Com o movimento de redução da Selic e de manutenção da taxa americana elevada por um período maior, qual o efeito deste diferencial no fluxo de investimentos. A saída líquida de investidores estrangeiros da bolsa brasileira em janeiro pode ser reflexo disso?

É difícil dizer se é uma relação direta. O diferencial de juros entre Brasil e Estados Unidos de fato continua razoavelmente alto, mas é importante lembrar que não estamos falando de qualquer opção para o investidor estrangeiro. Taxas de juros nos Estados Unidos, tanto os fed funds quando a curva de juros, estimulam o investidor americano a dar preferência, principalmente na renda fixa, para investimentos internos. Então para os demais emergentes competirem com o fed funds é uma dificuldade. Sem um corte mais agressivo na taxa de juros americana a gente vai ter um grande fluxo de renda fixa para países emergentes em geral.

E o fluxo para a renda variável dos emergentes também sofre pressão neste cenário?

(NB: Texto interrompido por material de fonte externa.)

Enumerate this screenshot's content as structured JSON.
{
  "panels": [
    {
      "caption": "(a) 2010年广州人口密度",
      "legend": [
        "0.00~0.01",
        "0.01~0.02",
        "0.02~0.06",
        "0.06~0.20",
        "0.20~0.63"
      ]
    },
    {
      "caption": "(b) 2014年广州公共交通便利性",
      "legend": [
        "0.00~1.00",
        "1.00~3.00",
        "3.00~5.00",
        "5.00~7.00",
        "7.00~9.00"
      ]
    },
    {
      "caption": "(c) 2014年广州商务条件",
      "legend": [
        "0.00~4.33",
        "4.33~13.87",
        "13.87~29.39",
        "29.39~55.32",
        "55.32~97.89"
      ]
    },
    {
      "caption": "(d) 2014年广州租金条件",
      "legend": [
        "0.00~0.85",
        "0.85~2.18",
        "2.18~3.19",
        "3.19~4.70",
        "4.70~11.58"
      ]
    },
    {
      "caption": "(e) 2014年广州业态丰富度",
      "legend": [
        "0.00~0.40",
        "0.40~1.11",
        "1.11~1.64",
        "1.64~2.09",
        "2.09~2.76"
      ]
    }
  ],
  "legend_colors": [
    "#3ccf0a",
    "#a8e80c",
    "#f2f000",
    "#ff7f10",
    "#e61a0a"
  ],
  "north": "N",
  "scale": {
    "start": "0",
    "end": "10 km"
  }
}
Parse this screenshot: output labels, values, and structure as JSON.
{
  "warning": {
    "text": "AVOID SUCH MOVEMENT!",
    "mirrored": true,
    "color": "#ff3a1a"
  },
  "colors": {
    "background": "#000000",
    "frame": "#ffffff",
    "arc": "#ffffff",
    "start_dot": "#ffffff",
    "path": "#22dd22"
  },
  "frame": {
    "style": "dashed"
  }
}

Olhando globalmente a questão de renda variável, o que a gente deve reconhecer também é que a perspectiva, a atratividade das empresas americanas, principalmente na parte da tecnologia, de fato, não encontra competidores no mundo. Mas, certo ou errado, a visão é que onde existe o maior dinamismo, a maior inovação, é nos Estados Unidos. Isso introduz uma dificuldade para que o investidor americano ponha recursos em outras regiões, falando no mercado acionário. Eu acho que, tanto na renda fixa, quanto na renda variável, todos os países estão com grande dificuldade de competir com o mercado americano.

A China de alguma forma participa desta equação?

Creio que sim. Já falamos de vários riscos associados à China, o que é um problema adicional. Vários países emergentes têm ligação com a China. Este fator também torna a competição com os mercados americanos um pouco mais difícil. Está difícil competir com, tanto na renda fixa, quanto na renda variável, com o mercado americano, pelo menos por enquanto.

Qual sua visão sobre o horizonte para corte no juro americano?

Desde o final do ano passado, a gente passou a trabalhar com cortes em junho. Nossa visão era de que não teria uma recessão nos Estados Unidos, de que a economia permaneceria relativamente forte e que a queda dos juros seria gradual. Corte em maio é possível, mas junho é mais provável. Vai ocorrer uma recalibragem, talvez o Fed chegue no fim do ano com taxa próxima a 4,5%. Somos cautelosos com cortes também em 2025. Acredito que o juro possa continuar historicamente alto no país. Talvez indo a 3,5% o que leva a um juro real mais alto nessa década.